The fight to take the western side of Mosul, which remains under the jihadists’ control, should not be more difficult than the one on the eastern side, Lieutenant-General Abdul Ghani al-Assadi told Reuters before embarking on a tour of areas newly retaken.
Assadi’s Counter-Terrorism Service announced on Wednesday that almost all of the city’s eastern half had been brought under government control.
“God willing, there will be a meeting in the next few days attended by all the commanders concerned with liberation operations,” he said, replying to a question on when he expects a thrust into the western side of Mosul to begin.
“It will not be harder than what we have seen. The majority of (IS) commanders have been killed in the eastern side.” He did not give further details.
Since late 2015, government forces backed by U.S.-led coalition air power have wrested back large amounts of northern and western territory overrun by IS in a shock 2014 offensive.

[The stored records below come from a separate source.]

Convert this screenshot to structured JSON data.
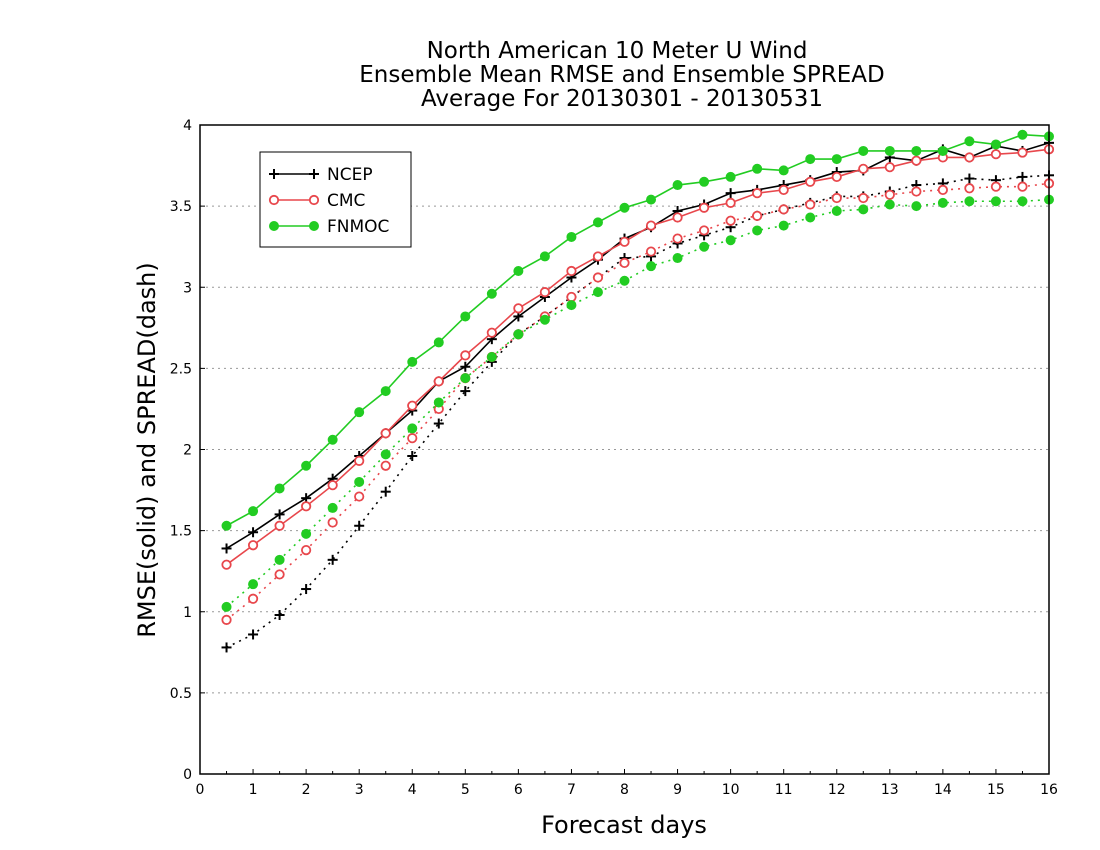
{
  "chart_data": {
    "type": "line",
    "title_lines": [
      "North American 10 Meter U Wind",
      "Ensemble Mean RMSE and Ensemble SPREAD",
      "Average For 20130301 - 20130531"
    ],
    "xlabel": "Forecast days",
    "ylabel": "RMSE(solid) and SPREAD(dash)",
    "xlim": [
      0,
      16
    ],
    "ylim": [
      0,
      4
    ],
    "x_ticks": [
      "0",
      "1",
      "2",
      "3",
      "4",
      "5",
      "6",
      "7",
      "8",
      "9",
      "10",
      "11",
      "12",
      "13",
      "14",
      "15",
      "16"
    ],
    "y_ticks": [
      "0",
      "0.5",
      "1",
      "1.5",
      "2",
      "2.5",
      "3",
      "3.5",
      "4"
    ],
    "y_tick_values": [
      0,
      0.5,
      1,
      1.5,
      2,
      2.5,
      3,
      3.5,
      4
    ],
    "grid": "horizontal dotted",
    "legend_position": "top-left",
    "x": [
      0.5,
      1,
      1.5,
      2,
      2.5,
      3,
      3.5,
      4,
      4.5,
      5,
      5.5,
      6,
      6.5,
      7,
      7.5,
      8,
      8.5,
      9,
      9.5,
      10,
      10.5,
      11,
      11.5,
      12,
      12.5,
      13,
      13.5,
      14,
      14.5,
      15,
      15.5,
      16
    ],
    "series": [
      {
        "name": "NCEP",
        "color": "#000000",
        "marker": "plus",
        "rmse": [
          1.39,
          1.49,
          1.6,
          1.7,
          1.82,
          1.96,
          2.1,
          2.24,
          2.42,
          2.51,
          2.68,
          2.82,
          2.94,
          3.06,
          3.17,
          3.3,
          3.37,
          3.47,
          3.51,
          3.58,
          3.6,
          3.63,
          3.66,
          3.71,
          3.72,
          3.8,
          3.78,
          3.85,
          3.8,
          3.87,
          3.84,
          3.89
        ],
        "spread": [
          0.78,
          0.86,
          0.98,
          1.14,
          1.32,
          1.53,
          1.74,
          1.96,
          2.16,
          2.36,
          2.54,
          2.71,
          2.82,
          2.94,
          3.06,
          3.18,
          3.19,
          3.27,
          3.32,
          3.37,
          3.44,
          3.48,
          3.52,
          3.56,
          3.56,
          3.59,
          3.63,
          3.64,
          3.67,
          3.66,
          3.68,
          3.69
        ]
      },
      {
        "name": "CMC",
        "color": "#e8474c",
        "marker": "circle",
        "rmse": [
          1.29,
          1.41,
          1.53,
          1.65,
          1.78,
          1.93,
          2.1,
          2.27,
          2.42,
          2.58,
          2.72,
          2.87,
          2.97,
          3.1,
          3.19,
          3.28,
          3.38,
          3.43,
          3.49,
          3.52,
          3.58,
          3.6,
          3.65,
          3.68,
          3.73,
          3.74,
          3.78,
          3.8,
          3.8,
          3.82,
          3.83,
          3.85
        ],
        "spread": [
          0.95,
          1.08,
          1.23,
          1.38,
          1.55,
          1.71,
          1.9,
          2.07,
          2.25,
          2.44,
          2.57,
          2.71,
          2.82,
          2.94,
          3.06,
          3.15,
          3.22,
          3.3,
          3.35,
          3.41,
          3.44,
          3.48,
          3.51,
          3.55,
          3.55,
          3.57,
          3.59,
          3.6,
          3.61,
          3.62,
          3.62,
          3.64
        ]
      },
      {
        "name": "FNMOC",
        "color": "#22cc22",
        "marker": "dot",
        "rmse": [
          1.53,
          1.62,
          1.76,
          1.9,
          2.06,
          2.23,
          2.36,
          2.54,
          2.66,
          2.82,
          2.96,
          3.1,
          3.19,
          3.31,
          3.4,
          3.49,
          3.54,
          3.63,
          3.65,
          3.68,
          3.73,
          3.72,
          3.79,
          3.79,
          3.84,
          3.84,
          3.84,
          3.84,
          3.9,
          3.88,
          3.94,
          3.93
        ],
        "spread": [
          1.03,
          1.17,
          1.32,
          1.48,
          1.64,
          1.8,
          1.97,
          2.13,
          2.29,
          2.44,
          2.57,
          2.71,
          2.8,
          2.89,
          2.97,
          3.04,
          3.13,
          3.18,
          3.25,
          3.29,
          3.35,
          3.38,
          3.43,
          3.47,
          3.48,
          3.51,
          3.5,
          3.52,
          3.53,
          3.53,
          3.53,
          3.54
        ]
      }
    ]
  }
}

On Thursday, regular Iraqi army troops captured the Nineveh Oberoy hotel, the so-called “palaces” area on the eastern bank of the Tigris, and Tel Kef, a small town just to the north according to military statements in Baghdad.
The army is still battling militants in al-Arabi, the last district which remains under their control east of the river, said one of the statements.
Over 50 watercraft and barges used by Islamic State to supply their units east of the river were destroyed in air strikes, the U.S. envoy to the coalition, Brett McGurty, tweeted.
Mogul’s five bridges across the Tigris had already been partially damaged by U.S.-led air strikes to slow the militants’ movement, before Islamic State blew up two of them.
“God willing, there will be an announcement in the next few days that all the eastern bank is under control,” Assai said.
A Reuters correspondent saw army troops deploying in an area by the river as mortar and gun fire rang out further north.
On one of the streets newly recaptured from Islamic State, men were reassembling breeze blocks into a wall that was blown up by a suicide car bomb several days ago.
Prime Minister Hailer al-Badri said late on Tuesday that Islamic State had been severely weakened in the Mosul campaign, and the military had begun moving against it in the western half. He did not elaborate.
If the U.S.-backed campaign is successful it will likely spell the end of the Iraqi part of the self-styled caliphate declared by the ultra-hardline Islamic State in 2014, which extends well into neighbouring Syria.
Several thousand civilians have been killed or wounded in the Mosul fighting since October.